Many people seem to think that CPR is the cure for being dead. Everyone on Baywatch who drowns pops up from the sand five minutes later in time for hugs and kisses all around. We know better, and it is our job to make sure the family understands the seriousness of the patient’s condition.
Empathy is the most important part of providing emotional support to the family. Let them know you understand their grief. Many areas have patient advocates or counselors who can come to the scene to help the grieving. Facilitate their arrival if necessary.
Discuss your concerns with other responders and agree on a plan. Don’t leave the scene until you know that the patient is being cared for in some way, and that the family has sufficient emotional support. Don’t discount the physical effects of grief, and keep an eye on any family member who seems to be manifesting any physical complaint.
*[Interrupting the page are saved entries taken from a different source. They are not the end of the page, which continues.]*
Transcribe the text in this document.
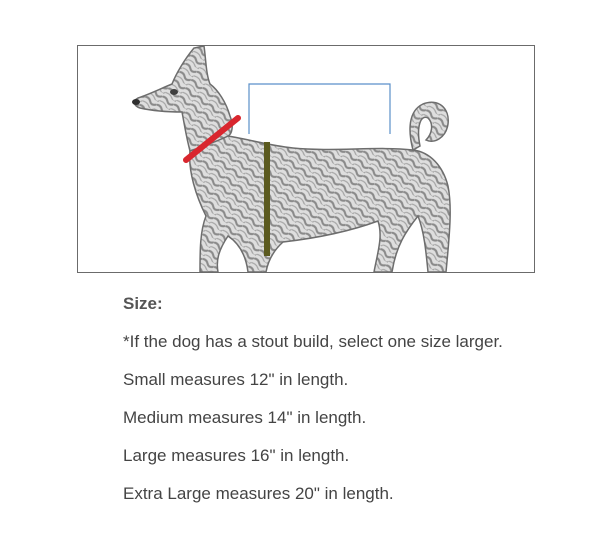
Size:
*If the dog has a stout build, select one size larger.
Small measures 12" in length.
Medium measures 14" in length.
Large measures 16" in length.
Extra Large measures 20" in length.
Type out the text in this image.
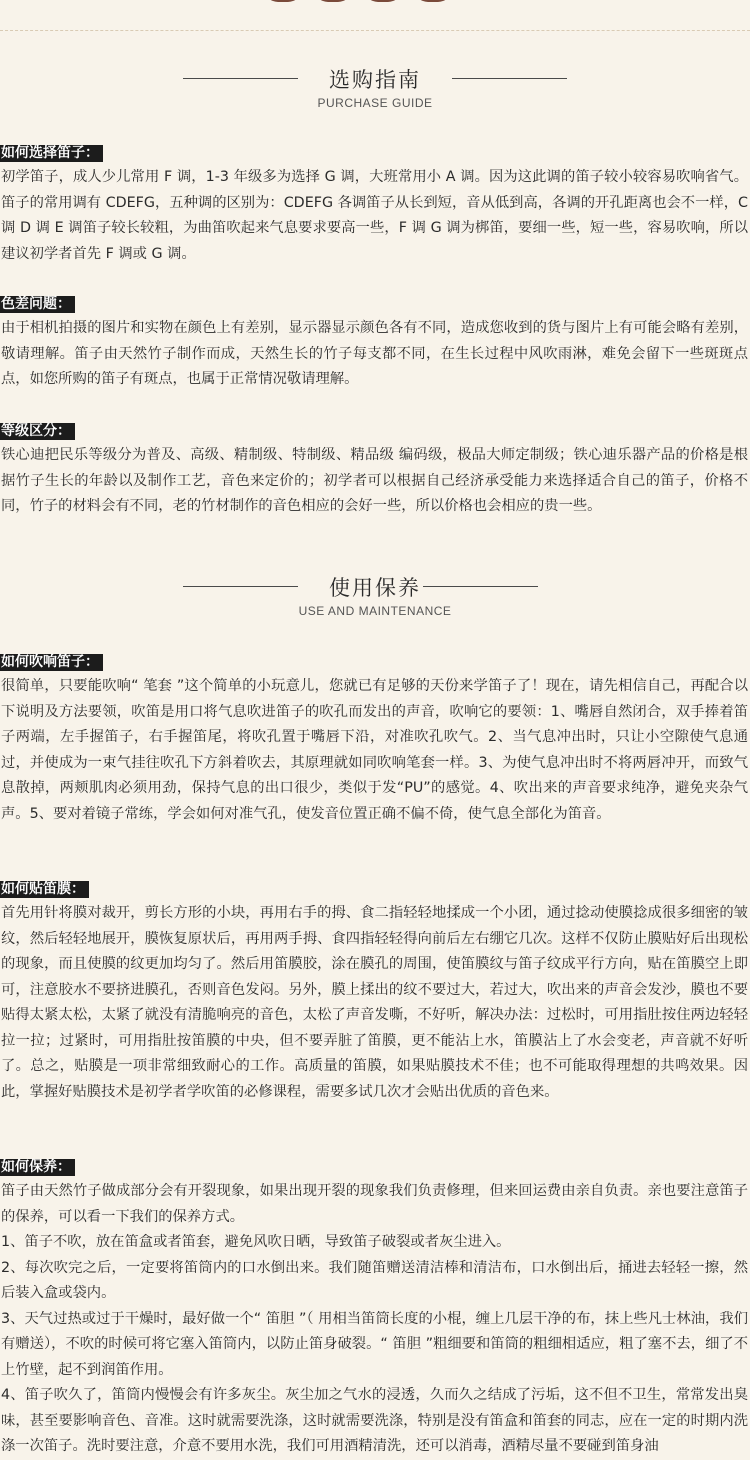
选购指南
PURCHASE GUIDE
如何选择笛子：

初学笛子，成人少儿常用 F 调，1-3 年级多为选择 G 调，大班常用小 A 调。因为这此调的笛子较小较容易吹响省气。笛子的常用调有 CDEFG，五种调的区别为：CDEFG 各调笛子从长到短，音从低到高，各调的开孔距离也会不一样，C 调 D 调 E 调笛子较长较粗，为曲笛吹起来气息要求要高一些，F 调 G 调为梆笛，要细一些，短一些，容易吹响，所以建议初学者首先 F 调或 G 调。

色差问题：

由于相机拍摄的图片和实物在颜色上有差别，显示器显示颜色各有不同，造成您收到的货与图片上有可能会略有差别，敬请理解。笛子由天然竹子制作而成，天然生长的竹子每支都不同，在生长过程中风吹雨淋，难免会留下一些斑斑点点，如您所购的笛子有斑点，也属于正常情况敬请理解。

等级区分：

铁心迪把民乐等级分为普及、高级、精制级、特制级、精品级 编码级，极品大师定制级；铁心迪乐器产品的价格是根据竹子生长的年龄以及制作工艺，音色来定价的；初学者可以根据自己经济承受能力来选择适合自己的笛子，价格不同，竹子的材料会有不同，老的竹材制作的音色相应的会好一些，所以价格也会相应的贵一些。

使用保养
USE AND MAINTENANCE
如何吹响笛子：

很简单，只要能吹响“ 笔套 ”这个简单的小玩意儿，您就已有足够的天份来学笛子了！现在，请先相信自己，再配合以下说明及方法要领，吹笛是用口将气息吹进笛子的吹孔而发出的声音，吹响它的要领：1、嘴唇自然闭合，双手捧着笛子两端，左手握笛子，右手握笛尾，将吹孔置于嘴唇下沿，对准吹孔吹气。2、当气息冲出时，只让小空隙使气息通过，并使成为一束气挂往吹孔下方斜着吹去，其原理就如同吹响笔套一样。3、为使气息冲出时不将两唇冲开，而致气息散掉，两颊肌肉必须用劲，保持气息的出口很少，类似于发“PU”的感觉。4、吹出来的声音要求纯净，避免夹杂气声。5、要对着镜子常练，学会如何对准气孔，使发音位置正确不偏不倚，使气息全部化为笛音。

如何贴笛膜：

首先用针将膜对裁开，剪长方形的小块，再用右手的拇、食二指轻轻地揉成一个小团，通过捻动使膜捻成很多细密的皱纹，然后轻轻地展开，膜恢复原状后，再用两手拇、食四指轻轻得向前后左右绷它几次。这样不仅防止膜贴好后出现松的现象，而且使膜的纹更加均匀了。然后用笛膜胶，涂在膜孔的周围，使笛膜纹与笛子纹成平行方向，贴在笛膜空上即可，注意胶水不要挤进膜孔，否则音色发闷。另外，膜上揉出的纹不要过大，若过大，吹出来的声音会发沙，膜也不要贴得太紧太松，太紧了就没有清脆响亮的音色，太松了声音发嘶，不好听，解决办法：过松时，可用指肚按住两边轻轻拉一拉；过紧时，可用指肚按笛膜的中央，但不要弄脏了笛膜，更不能沾上水，笛膜沾上了水会变老，声音就不好听了。总之，贴膜是一项非常细致耐心的工作。高质量的笛膜，如果贴膜技术不佳；也不可能取得理想的共鸣效果。因此，掌握好贴膜技术是初学者学吹笛的必修课程，需要多试几次才会贴出优质的音色来。

如何保养：
笛子由天然竹子做成部分会有开裂现象，如果出现开裂的现象我们负责修理，但来回运费由亲自负责。亲也要注意笛子的保养，可以看一下我们的保养方式。
1、笛子不吹，放在笛盒或者笛套，避免风吹日晒，导致笛子破裂或者灰尘进入。
2、每次吹完之后，一定要将笛筒内的口水倒出来。我们随笛赠送清洁棒和清洁布，口水倒出后，捅进去轻轻一擦，然后装入盒或袋内。
3、天气过热或过于干燥时，最好做一个“ 笛胆 ”（ 用相当笛筒长度的小棍，缠上几层干净的布，抹上些凡士林油，我们有赠送），不吹的时候可将它塞入笛筒内，以防止笛身破裂。“ 笛胆 ”粗细要和笛筒的粗细相适应，粗了塞不去，细了不上竹壁，起不到润笛作用。
4、笛子吹久了，笛筒内慢慢会有许多灰尘。灰尘加之气水的浸透，久而久之结成了污垢，这不但不卫生，常常发出臭味，甚至要影响音色、音准。这时就需要洗涤，这时就需要洗涤，特别是没有笛盒和笛套的同志，应在一定的时期内洗涤一次笛子。洗时要注意，介意不要用水洗，我们可用酒精清洗，还可以消毒，酒精尽量不要碰到笛身油
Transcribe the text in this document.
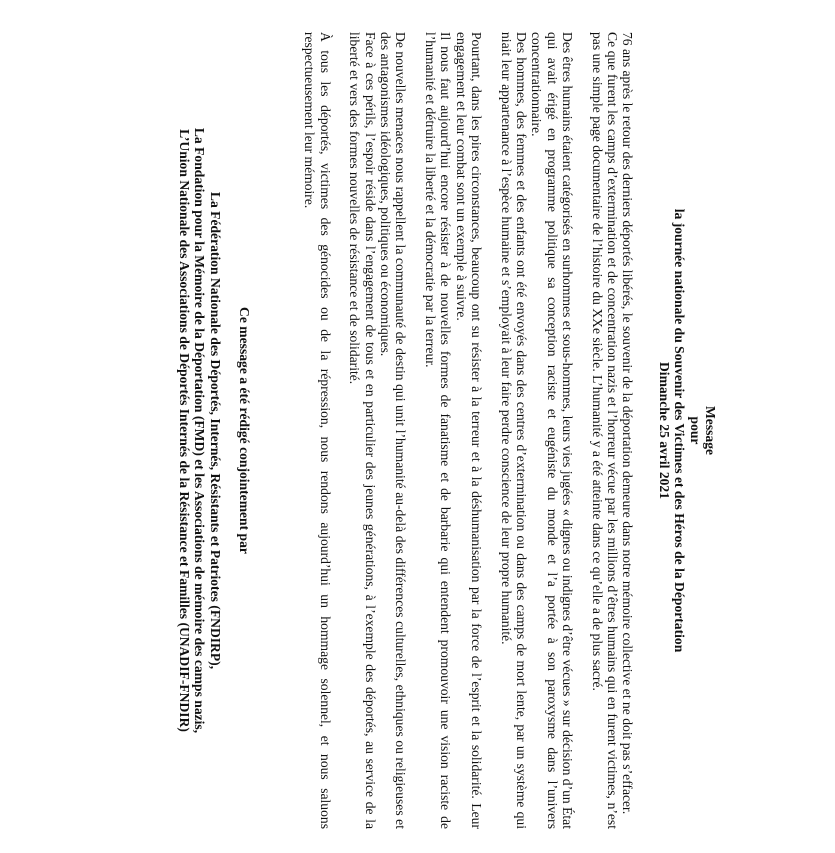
Message

pour

la journée nationale du Souvenir des Victimes et des Héros de la Déportation

Dimanche 25 avril 2021

76 ans après le retour des derniers déportés libérés, le souvenir de la déportation demeure dans notre mémoire collective et ne doit pas s’effacer.
Ce que furent les camps d’extermination et de concentration nazis et l’horreur vécue par les millions d’êtres humains qui en furent victimes, n’est pas une simple page documentaire de l’histoire du XXe siècle. L’humanité y a été atteinte dans ce qu’elle a de plus sacré.
Des êtres humains étaient catégorisés en surhommes et sous-hommes, leurs vies jugées « dignes ou indignes d’être vécues » sur décision d’un État qui avait érigé en programme politique sa conception raciste et eugéniste du monde et l’a portée à son paroxysme dans l’univers concentrationnaire.
Des hommes, des femmes et des enfants ont été envoyés dans des centres d’extermination ou dans des camps de mort lente, par un système qui niait leur appartenance à l’espèce humaine et s’employait à leur faire perdre conscience de leur propre humanité.
Pourtant, dans les pires circonstances, beaucoup ont su résister à la terreur et à la déshumanisation par la force de l’esprit et la solidarité. Leur engagement et leur combat sont un exemple à suivre.
Il nous faut aujourd’hui encore résister à de nouvelles formes de fanatisme et de barbarie qui entendent promouvoir une vision raciste de l’humanité et détruire la liberté et la démocratie par la terreur.
De nouvelles menaces nous rappellent la communauté de destin qui unit l’humanité au-delà des différences culturelles, ethniques ou religieuses et des antagonismes idéologiques, politiques ou économiques.
Face à ces périls, l’espoir réside dans l’engagement de tous et en particulier des jeunes générations, à l’exemple des déportés, au service de la liberté et vers des formes nouvelles de résistance et de solidarité.
À tous les déportés, victimes des génocides ou de la répression, nous rendons aujourd’hui un hommage solennel, et nous saluons respectueusement leur mémoire.
Ce message a été rédigé conjointement par
La Fédération Nationale des Déportés, Internés, Résistants et Patriotes (FNDIRP),
La Fondation pour la Mémoire de la Déportation (FMD) et les Associations de mémoire des camps nazis,
L’Union Nationale des Associations de Déportés Internés de la Résistance et Familles (UNADIF-FNDIR)
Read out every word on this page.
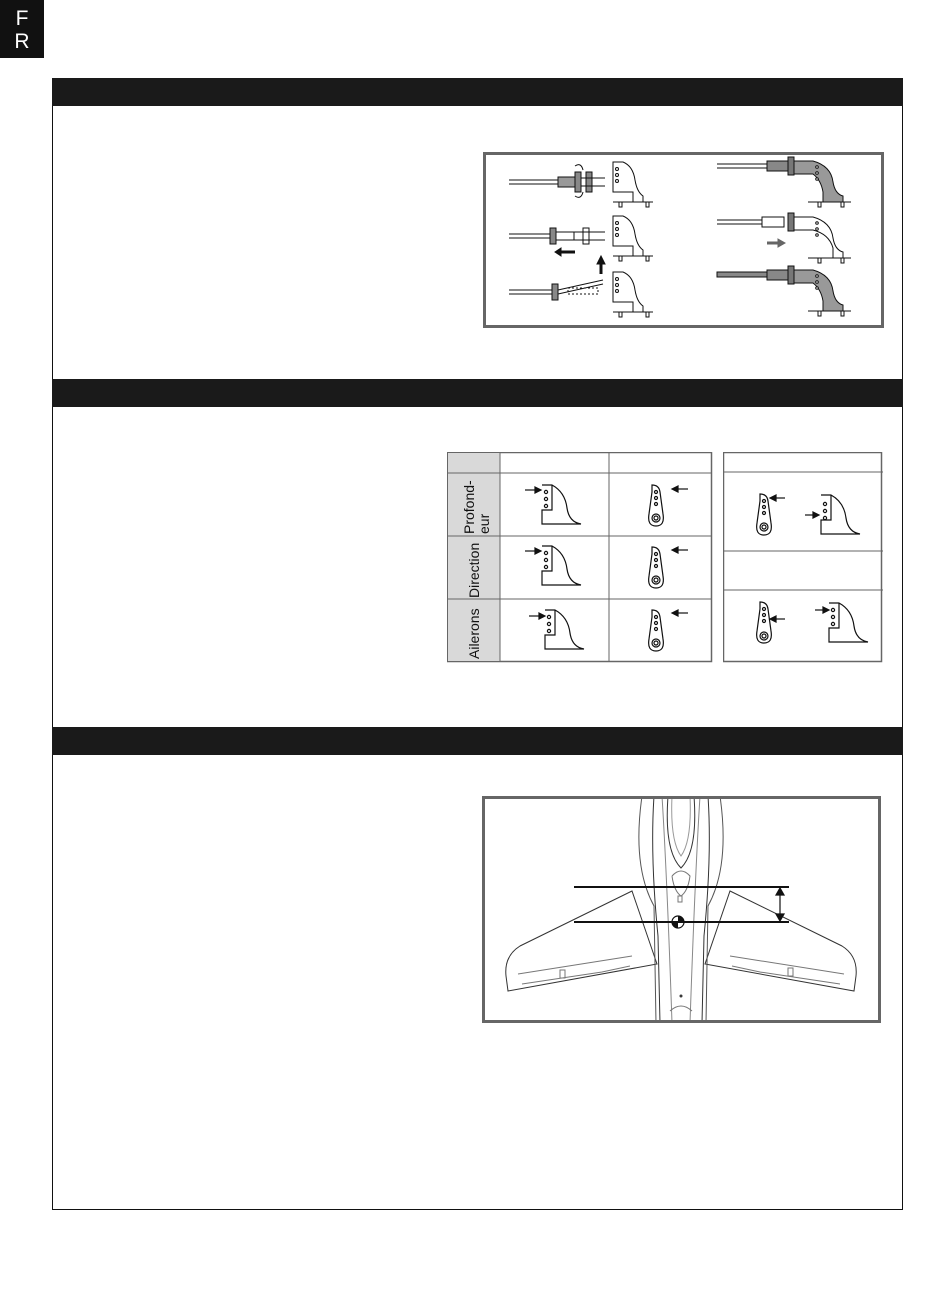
F
R
Profond- eur
Direction
Ailerons
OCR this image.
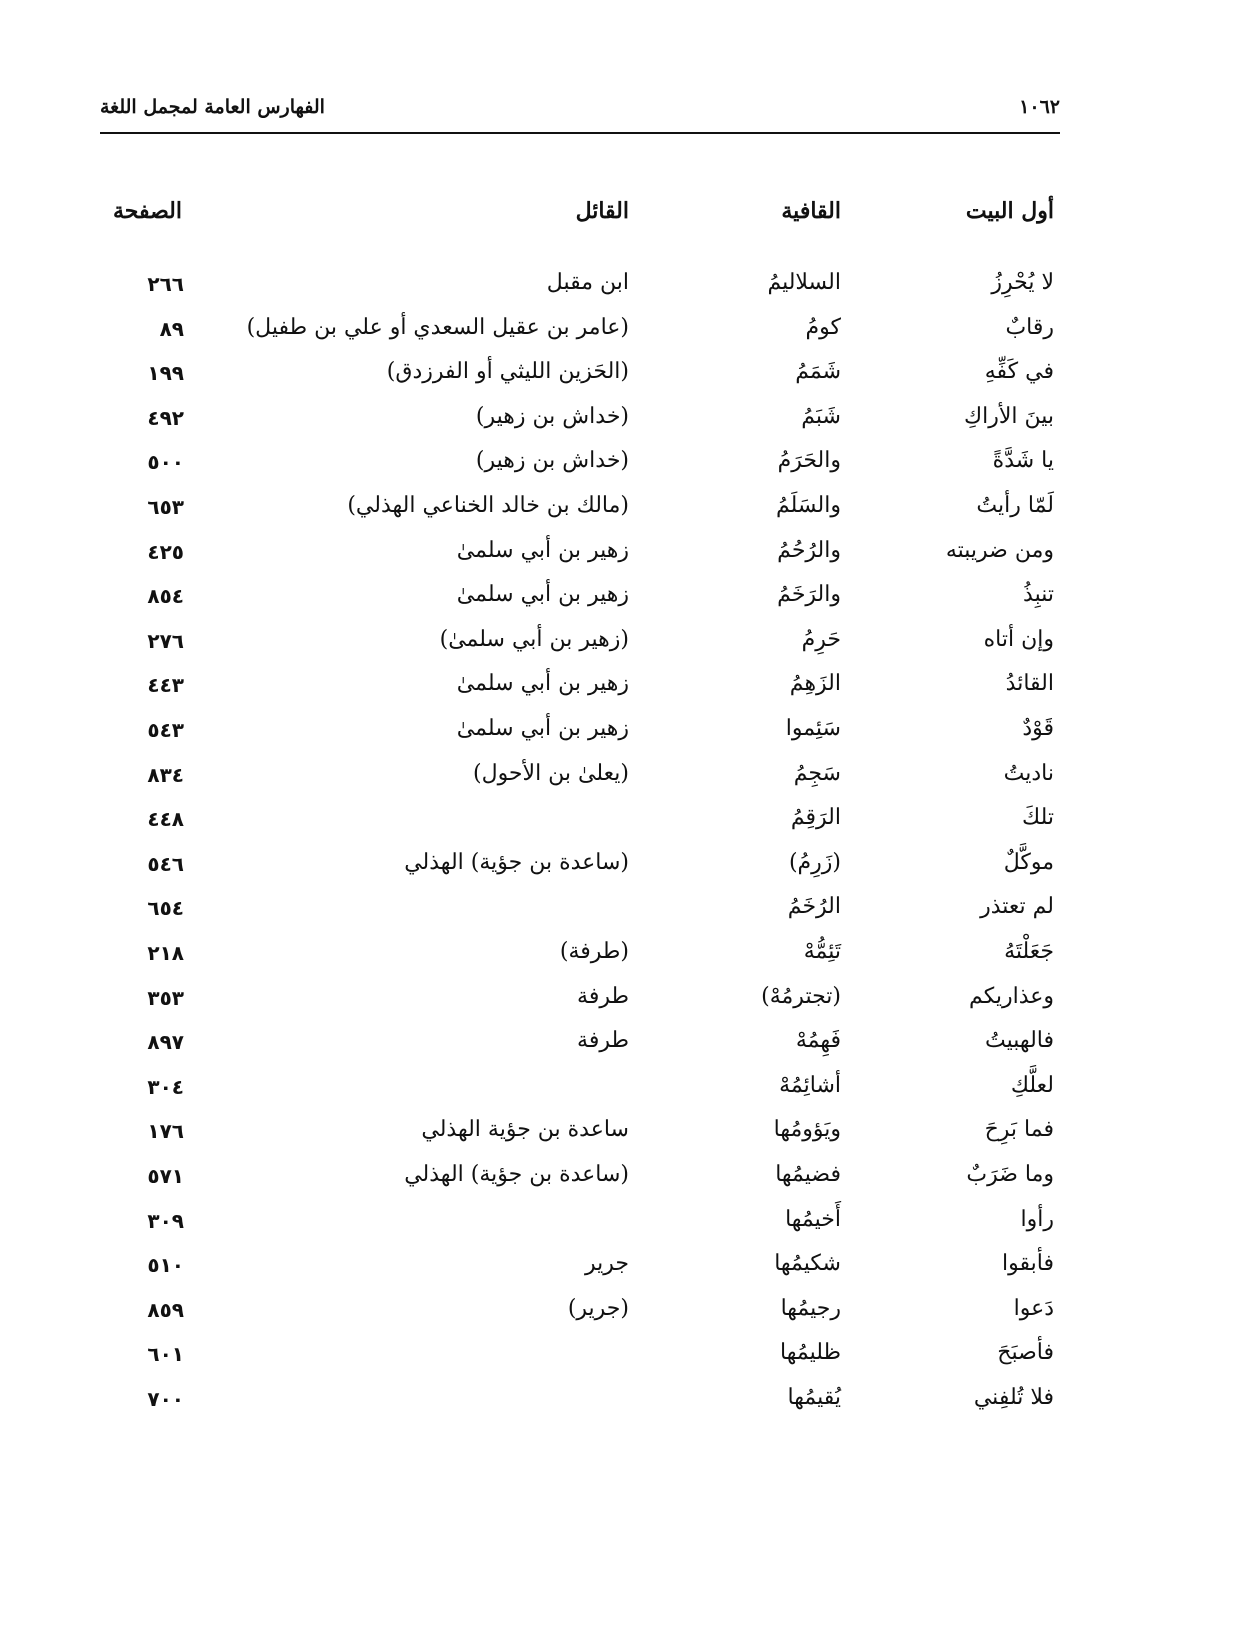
الفهارس العامة لمجمل اللغة	١٠٦٢
أول البيت
القافية
القائل
الصفحة
لا يُحْرِزُ
السلاليمُ
ابن مقبل
٢٦٦
رقابٌ
كومُ
(عامر بن عقيل السعدي أو علي بن طفيل)
٨٩
في كَفِّهِ
شَمَمُ
(الحَزين الليثي أو الفرزدق)
١٩٩
بينَ الأراكِ
شَبَمُ
(خداش بن زهير)
٤٩٢
يا شَدَّةً
والحَرَمُ
(خداش بن زهير)
٥٠٠
لَمّا رأيتُ
والسَلَمُ
(مالك بن خالد الخناعي الهذلي)
٦٥٣
ومن ضريبته
والرُحُمُ
زهير بن أبي سلمىٰ
٤٢٥
تنبِذُ
والرَخَمُ
زهير بن أبي سلمىٰ
٨٥٤
وإن أتاه
حَرِمُ
(زهير بن أبي سلمىٰ)
٢٧٦
القائدُ
الزَهِمُ
زهير بن أبي سلمىٰ
٤٤٣
قَوْدٌ
سَئِموا
زهير بن أبي سلمىٰ
٥٤٣
ناديتُ
سَجِمُ
(يعلىٰ بن الأحول)
٨٣٤
تلكَ
الرَقِمُ
٤٤٨
موكَّلٌ
(زَرِمُ)
(ساعدة بن جؤية) الهذلي
٥٤٦
لم تعتذر
الرُخَمُ
٦٥٤
جَعَلْتَهُ
تَئِمُّهْ
(طرفة)
٢١٨
وعذاريكم
(تجترمُهْ)
طرفة
٣٥٣
فالهبيتُ
فَهِمُهْ
طرفة
٨٩٧
لعلَّكِ
أشائِمُهْ
٣٠٤
فما بَرِحَ
ويَؤومُها
ساعدة بن جؤية الهذلي
١٧٦
وما ضَرَبٌ
فضيمُها
(ساعدة بن جؤية) الهذلي
٥٧١
رأوا
أَخيمُها
٣٠٩
فأبقوا
شكيمُها
جرير
٥١٠
دَعوا
رجيمُها
(جرير)
٨٥٩
فأصبَحَ
ظليمُها
٦٠١
فلا تُلفِني
يُقيمُها
٧٠٠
Offer to notify other loved ones by phone. This is often one of the first things people want to do, but they may not be in any condition to speak clearly. If they are sobbing and unclear on the phone, this can create panic and worsen the situation. If you volunteer for this, be sure to introduce yourself, explain where you are and who you are with, and tell them what has happened. Ask if there is anything you can do or any message to relate, and if they are coming to the scene or the hospital, always remind them to drive safely.
Good customer service means that patients receive all treatments appropriate to their condition in a timely and competent manner. It also means that everyone on the scene understands what happened. A volunteer on their first code might be devastated that the patient died, but if everyone else looks fine, they keep it inside. Once outside the scene, take a minute to talk with others and see how they are doing. Don’t forget to ask yourself as well!
Taking a few minutes to attend to these details will be much appreciated by the family. If they can have the peace of mind that everything possible was done, it will greatly help their emotional healing.
Paramedic and nurse Chris Hendricks has been in EMS since 1994 when he joined the Ortley Beach First Aid Squad. When he authored this article, he was a field instructor with Pridemark Paramedics Services in Boulder, CO. He now works as a paramedic and ER nurse, and serves with the Wyoming Air National Guard as a flight nurse. He will be receiving his Masters of Science in Nursing Education in summer 2011 and is a certified emergency nurse and a certified forensic nurse.